E
durante toda a noite vigiava os meus homens, sob o crepitar da areia que se
levantava e corria pelas dunas, para as desfazer e as formar um pouco mais
adiante. Nessa noite sem idade, em que a lua aparecia e desaparecia na fumaça
avermelhada que os ventos levavam consigo. E escutava as sentinelas se chamarem
ainda umas às outras, nos três cantos do acampamento triangular — mas suas
vozes eram apenas longos gritos sem crença, mais tristes ainda pela solidão que
os envolvia.
E eu dizia a Deus: “Não há nada
para os acolher...Sua velha linguagem se desgastou. Os prisioneiros de meu pai
eram infiéis, mas cercados por um império forte. Meu pai lhes enviou um cantor
ao qual respondia um império. Por isso em apenas uma noite o poder de seu verbo
os converteu. Mas esse poder não era dele, e sim do império.
“Mas não tenho cantores, e nem
verdades, e nem possuo um manto para me fazer pastor. Será que terão que se
matar uns aos outros e começar a corromper a noite com essas facadas que vão
diretas ao ventre e são inúteis como a lepra? Em nome do que os hei de juntar?
”
E aqui e ali apareciam falsos
profetas, que conseguiam juntar alguns adeptos. E os fiéis, embora raros, se encontravam
animados e prontos a morrer por suas crenças. Mas as crenças deles não valiam
nada para os outros. E as crenças se opunham todas umas às outras. E assim se
construíam igrejinhas, que se odiavam umas às outras, por ter o costume de
dividir tudo em erro e em verdade. E o que não é verdade é erro e o que não é
erro é verdade. Mas eu, que sei muito bem que o erro não é o contrário da
verdade, mas sim um arranjo diferente, outro templo construído com as mesmas
pedras, nem mais verdadeiro nem mais falso, mas sim outro, ao descobri-los
dispostos a morrer por verdades ilusórias, isso me cortava a alma. E implorava
a Deus: "Não poderias me ensinar uma verdade que domine todas as verdades
individuais deles e as acolha todas no seu seio? Se, destas ervas que se
devoram umas às outras, eu fizer uma árvore que uma alma única anime, então
este ramo aproveitará a prosperidade do outro ramo e toda a árvore será apenas
colaboração maravilhosa e expansão ao sol.

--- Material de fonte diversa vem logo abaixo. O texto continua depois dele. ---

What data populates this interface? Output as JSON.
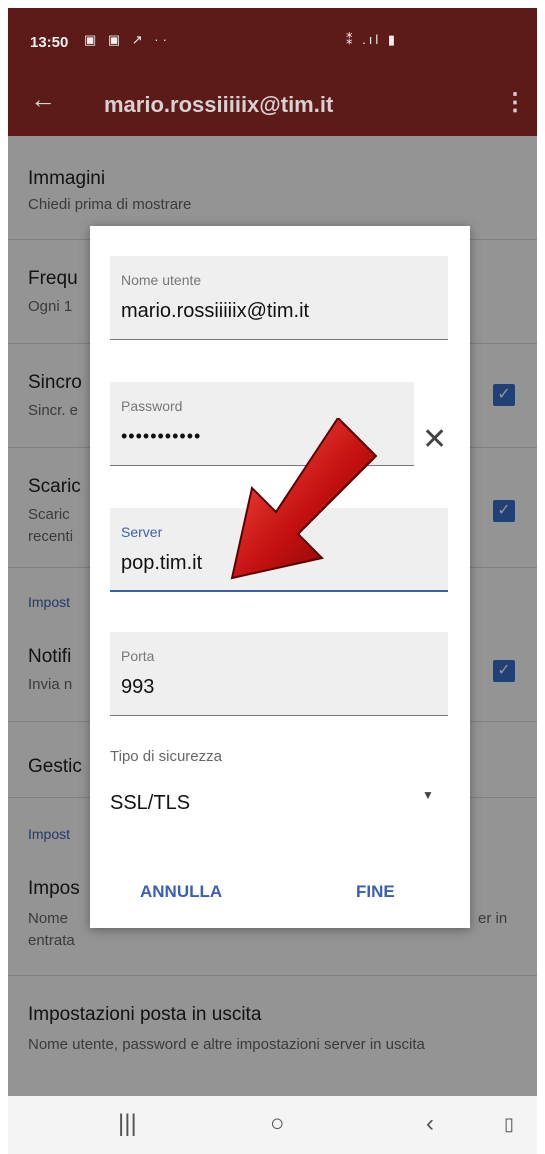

“Não terei eu uma alma bastante
grande para os conter? ”
Os virtuosos eram
ridicularizados e os mercadores triunfavam. Vendiam. Alugavam as virgens.
Saqueavam as provisões de cevada que eu tinha reservado para períodos de fome.
Assassinavam. Mas eu não era ingênuo ao ponto de atribuir o fim do império a
este fracasso da virtude, sabia perfeitamente que o fracasso da virtude era
devido ao fim do império.
“Senhor, rogava eu, me conceda
essa imagem pela qual eles se trocarão no fundo da alma. E todos, através de
cada um, crescerão em poder. E a virtude será signo do que eles são”.